A pointless murder stems from a lengthy meet-cute in Burak Çevik’s second film, a mostly mundane re-enactment of a Turkish family memoir. It all begins with a black frame, and a personal narration directed towards the director’s aunt, who is one of the accomplices of a murder that is, for the most part, vaguely reasoned — which all the more makes every aspect of this re-enactment creepier. The opening 25 minutes feature no actors, but a narration over many static landscape shots, intimate interiors, and urban alienation in parts of Mersin, Izmir, and Istanbul. It is never clear if the narration is verbatim-the killer’s police statement, though every specific detail is voiced with such an impassiveness that it all feels so inexplicably mundane.
What leads to the murder is a meet cute of two strangers, Onur and Pelin (the filmmaker’s aunt) during one uneventful night. The rest is a prolonging history of Onur and Pulin’s confused romance, their family dynamics, and an abrupt emotional absence from Pulin, who ultimately decides on finding someone who can assassinate her disapproving mother.
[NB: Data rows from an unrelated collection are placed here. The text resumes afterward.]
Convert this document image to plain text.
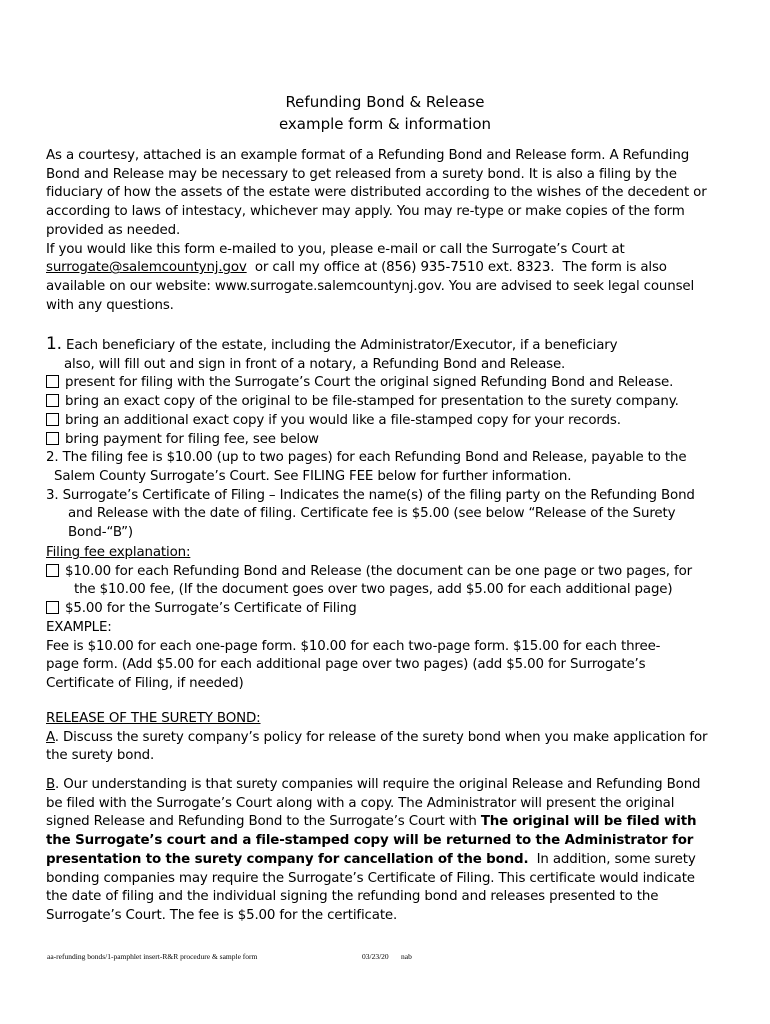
Refunding Bond & Release
example form & information
As a courtesy, attached is an example format of a Refunding Bond and Release form. A Refunding
Bond and Release may be necessary to get released from a surety bond. It is also a filing by the
fiduciary of how the assets of the estate were distributed according to the wishes of the decedent or
according to laws of intestacy, whichever may apply. You may re-type or make copies of the form
provided as needed.
If you would like this form e-mailed to you, please e-mail or call the Surrogate’s Court at
surrogate@salemcountynj.gov  or call my office at (856) 935-7510 ext. 8323.  The form is also
available on our website: www.surrogate.salemcountynj.gov. You are advised to seek legal counsel
with any questions.
1. Each beneficiary of the estate, including the Administrator/Executor, if a beneficiary
also, will fill out and sign in front of a notary, a Refunding Bond and Release.
present for filing with the Surrogate’s Court the original signed Refunding Bond and Release.
bring an exact copy of the original to be file-stamped for presentation to the surety company.
bring an additional exact copy if you would like a file-stamped copy for your records.
bring payment for filing fee, see below
2. The filing fee is $10.00 (up to two pages) for each Refunding Bond and Release, payable to the
Salem County Surrogate’s Court. See FILING FEE below for further information.
3. Surrogate’s Certificate of Filing – Indicates the name(s) of the filing party on the Refunding Bond
and Release with the date of filing. Certificate fee is $5.00 (see below “Release of the Surety
Bond-“B”)
Filing fee explanation:
$10.00 for each Refunding Bond and Release (the document can be one page or two pages, for
the $10.00 fee, (If the document goes over two pages, add $5.00 for each additional page)
$5.00 for the Surrogate’s Certificate of Filing
EXAMPLE:
Fee is $10.00 for each one-page form. $10.00 for each two-page form. $15.00 for each three-
page form. (Add $5.00 for each additional page over two pages) (add $5.00 for Surrogate’s
Certificate of Filing, if needed)
RELEASE OF THE SURETY BOND:
A. Discuss the surety company’s policy for release of the surety bond when you make application for
the surety bond.
B. Our understanding is that surety companies will require the original Release and Refunding Bond
be filed with the Surrogate’s Court along with a copy. The Administrator will present the original
signed Release and Refunding Bond to the Surrogate’s Court with The original will be filed with
the Surrogate’s court and a file-stamped copy will be returned to the Administrator for
presentation to the surety company for cancellation of the bond.  In addition, some surety
bonding companies may require the Surrogate’s Certificate of Filing. This certificate would indicate
the date of filing and the individual signing the refunding bond and releases presented to the
Surrogate’s Court. The fee is $5.00 for the certificate.
aa-refunding bonds/1-pamphlet insert-R&R procedure & sample form	03/23/20 nab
In attempts to prove his love for Pulin, Onur devices a plan, volunteering as tribute.
As all of this is described in the film’s landscaped montage that reminded me of Chantel Ackerman’s devastating News from Home (1977). Then it transitions to a second act which boldly centres only on the first night Onur and Pelin meet. At this point of the film, this detail has been long forgotten, and when it becomes clear this is the minuscule segment of a saga in which Çevik would much rather wholeheartedly focus on, Belonging reverses into a poignant film.
How it goes about this isn’t entirely convincing because the first act has already established Onur and Pelin’s inescapable fate, and there just isn’t enough to weigh in the actual narrative other than a few moments philandering with a banal reach for emotional transcendence. The film is so informative in its bleak tone that once we’re given the perspectives of both Onur and Pelin for that one night dalliance, Çevik has little time to justify how such a serendipitous encounter could result in the tragedy in which this entire film devices on.
The premise deserves praise, while it just so happens to also be the film’s greatest flaw. Perhaps if the film’s length were an hour longer, Onur and Pelin’s dynamic would feel far more coherent. Perhaps banality would consequently shift into a more genuine unveiling of these troubled personas.
What we have here are two short films. Its 72-minute runtime is mostly trying, and results in a futile climax. It features the components for a nearly perfect film, though instead we have an original film that is more about procedural expression. That alone, however, makes Belonging a film to behold.
Belonging showed at the Open City Documentary Film Festival in London.